Во мне, в безотчётной непрерывности внутренних безудержно-восхищённых улыбок, повторялись каждое её слово, жест, поза, взгляд... уставившись на дверь, в которую она сейчас войдёт, я осязал, когда её пальцы снаружи касались дверной ручки: раз при этом я зажмурился, но всё равно увидел сквозь веки, как она входит. Я считал: «Один, два, три...» Если за эти три секунды её глаза не встречались с моими, я тыкал авторучкой в вену на руке, клянясь, что, если она ещё раз войдёт вот так – в первые три секунды на меня не взглянув – я всажу перо в вену, выдавлю содержимое авторучки в кровь.

На её уроке я ужасаюсь, что могу натворить всё что угодно – погладить её руку, берущую мой чертёж.
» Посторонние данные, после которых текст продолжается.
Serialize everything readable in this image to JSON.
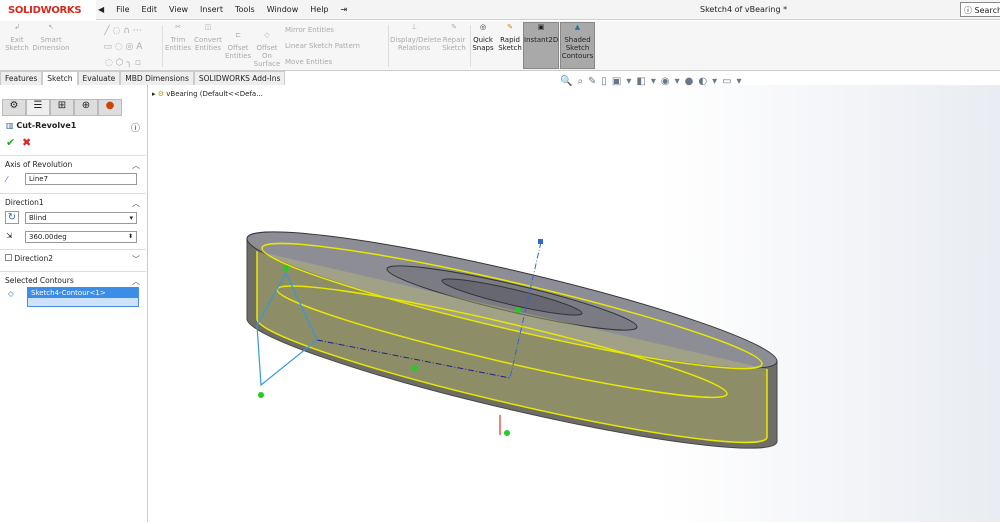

Когда она, с оттенком милой досады, мягко обращается ко мне: «Арно, у тебя это почти полужирная линия – надо волосную...» – я блаженствую, как от ласки, мне мнится нечто сокровенное в её тоне.

Я представляю, в какой позе она останавливается у меня за спиной, какое у неё выражение, и рисуется она нагая: «Ходчей-ходчей!» Я хочу, чтобы её урок длился как можно дольше, но еле выдерживаю его – руки не слушаются, трясутся, исколотившееся сердце, частя сбивчивой дробью, прыгает уже с каким-то ёканьем.

Чертежи у меня выходят скверные – я вижу её смиренное сожаление и стараюсь, стараюсь... Никто не подозревает, каких усилий мне стоит думать на её уроке о чертеже, прикладывать линейку к бумаге, водить карандашом.

14.

В одно утро я почувствовал – всё: я не смогу сегодня чертить. Вообще не смогу что-нибудь делать. Опять почти всю ночь проторчал у окна, заработал насморк – был октябрь.

Когда я понял, что не удержу в руке циркуль, часы показывали шесть – вот-вот дом подымется.